The Clinical, Medical and Regulatory (CMR) department at Novo Nordisk is one of the most diverse and collaborative groups within the organization. From health-care-provider interactions and developing and implementing regulatory strategies with the FDA to providing medical education and collecting data to support efficacy and new product development, CMR is involved. The one thing that keeps us all marching to the same beat is our patient-centered focus. At Novo Nordisk, you will help patients around the world. As their needs evolve, so does our challenge to find better and more innovative ways to improve their quality of life. We’re changing lives for a living. Are you ready to make a difference?

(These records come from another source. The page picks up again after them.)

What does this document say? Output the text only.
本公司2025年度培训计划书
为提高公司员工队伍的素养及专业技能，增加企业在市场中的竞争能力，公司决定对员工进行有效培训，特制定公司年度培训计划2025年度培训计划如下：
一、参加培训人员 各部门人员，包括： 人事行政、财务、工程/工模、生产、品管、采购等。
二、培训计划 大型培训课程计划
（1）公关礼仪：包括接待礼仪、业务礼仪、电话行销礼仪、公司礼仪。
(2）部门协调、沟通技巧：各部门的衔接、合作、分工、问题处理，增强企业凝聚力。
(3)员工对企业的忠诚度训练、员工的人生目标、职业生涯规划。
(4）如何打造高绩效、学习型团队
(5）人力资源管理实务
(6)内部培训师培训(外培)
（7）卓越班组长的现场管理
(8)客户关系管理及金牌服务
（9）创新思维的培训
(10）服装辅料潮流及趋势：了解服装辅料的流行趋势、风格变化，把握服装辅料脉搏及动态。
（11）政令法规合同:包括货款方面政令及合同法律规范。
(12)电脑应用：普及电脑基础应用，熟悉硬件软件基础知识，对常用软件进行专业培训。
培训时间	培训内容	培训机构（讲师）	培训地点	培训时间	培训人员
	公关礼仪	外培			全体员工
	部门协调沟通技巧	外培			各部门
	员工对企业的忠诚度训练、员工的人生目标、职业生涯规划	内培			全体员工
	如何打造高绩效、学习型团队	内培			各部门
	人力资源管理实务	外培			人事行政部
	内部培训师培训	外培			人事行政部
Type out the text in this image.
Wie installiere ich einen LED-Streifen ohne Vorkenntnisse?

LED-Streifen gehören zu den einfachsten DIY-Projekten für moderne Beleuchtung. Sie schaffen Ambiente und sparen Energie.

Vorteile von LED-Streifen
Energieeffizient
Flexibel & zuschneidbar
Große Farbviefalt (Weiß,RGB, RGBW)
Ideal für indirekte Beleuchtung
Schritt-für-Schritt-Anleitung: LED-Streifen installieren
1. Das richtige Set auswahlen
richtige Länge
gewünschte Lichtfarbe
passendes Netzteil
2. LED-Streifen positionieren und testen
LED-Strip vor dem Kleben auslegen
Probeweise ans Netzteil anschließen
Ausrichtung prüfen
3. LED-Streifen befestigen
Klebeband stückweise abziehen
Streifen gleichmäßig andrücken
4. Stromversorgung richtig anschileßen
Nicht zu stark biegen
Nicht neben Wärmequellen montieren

The Novo Nordisk Real World Evidence / Clinical Data Science & Evidence - Fellow is responsible for supporting planning and execution of observational research / Real World Evidence (RWE) studies to support the Evidence Generation Plans (EGPs) for specific areas of the Novo Nordisk portfolio. In addition, the incumbent may also coordinate other activities including but not limited to cross-functional team meetings, project team meetings and observational study protocol reviews. One of the key responsibilities for the Fellow is leading specific research studies, as identified during the annual EGP process to support the product strategy; the Fellow may also be involved in activities surrounding study execution, for example supporting the communication of study results across the organization. This is an experiential fellowship, and the fellow will gain valuable experience in observing the development of product strategy, engaging with cross functional teams, leading research projects, coordinating/managing research vendors, & budget management.
The Fellow reports to the Executive Director RWE and works closely with all colleagues in both the RWE and broader Clinical Data Science & Evidence (CDSE) department.
Lead observational research projects and manage vendors, contracts and budget
Interact with cross functional stakeholders as part of research projects
Prepare protocols for internal approvals and engage reviewers during approval process
Responsible for data dissemination for specific research projects – includes external and internal stakeholders, managing the publication planning process
Work in close collaboration with colleagues within the CDSE team and also broader stakeholders across Novo Nordisk Inc for example Medical, Market Access, etc.
Communication and training of HEOR content
Be involved, as appropriate, in broader initiatives executed through the CDSE department to further support the processes and development of RWE
Throughout the fellowship the Fellow will also be expected to develop and publish a post-doc project; the RWD available to Novo Nordisk Inc will be available to support this project which will be anchored in the broader EGP
Approximately 10% overnight travel
A PhD (either completed or ABD), in appropriate field (heath economics, epidemiology, outcomes research, public health, health services research)
Strong communication and critical thinking skills
Works well under pressure, with initiative to take on unfamiliar tasks
We are a global healthcare company, founded in 1923 and headquartered just outside Copenhagen, Denmark with our US headquarters located in Plainsboro, NJ. Our purpose is to drive change to defeat diabetes and other serious chronic diseases such as obesity, and rare blood and rare endocrine diseases. We do so by pioneering scientific breakthroughs, expanding access to our medicines and working to prevent and ultimately cure the diseases we treat. We employ more than 55,000 people in 80 offices around the world.
For over 100 years, we have been translating the unmet medical needs of people living with a serious chronic disease into innovative medicines and delivery systems, like our insulin pens. Our treatments today are benefiting millions of people living with diabetes, obesity, and rare blood and endocrine diseases. From our labs to our factory floors, we are discovering and developing innovative biological medicines and making them accessible to patients throughout the world. Our industry is dynamic. And the scientific understanding of the diseases we treat and the people living with them, improves every day. This is a constant reminder that what got us to where we are t...oday is not necessarily what will make us successful in the future. As an employer, we recognize the need to embrace experimentation and strive f or diversity and inclusion to help make better decisions by ensuring that multiple perspectives are considered. Together, we’re life changing.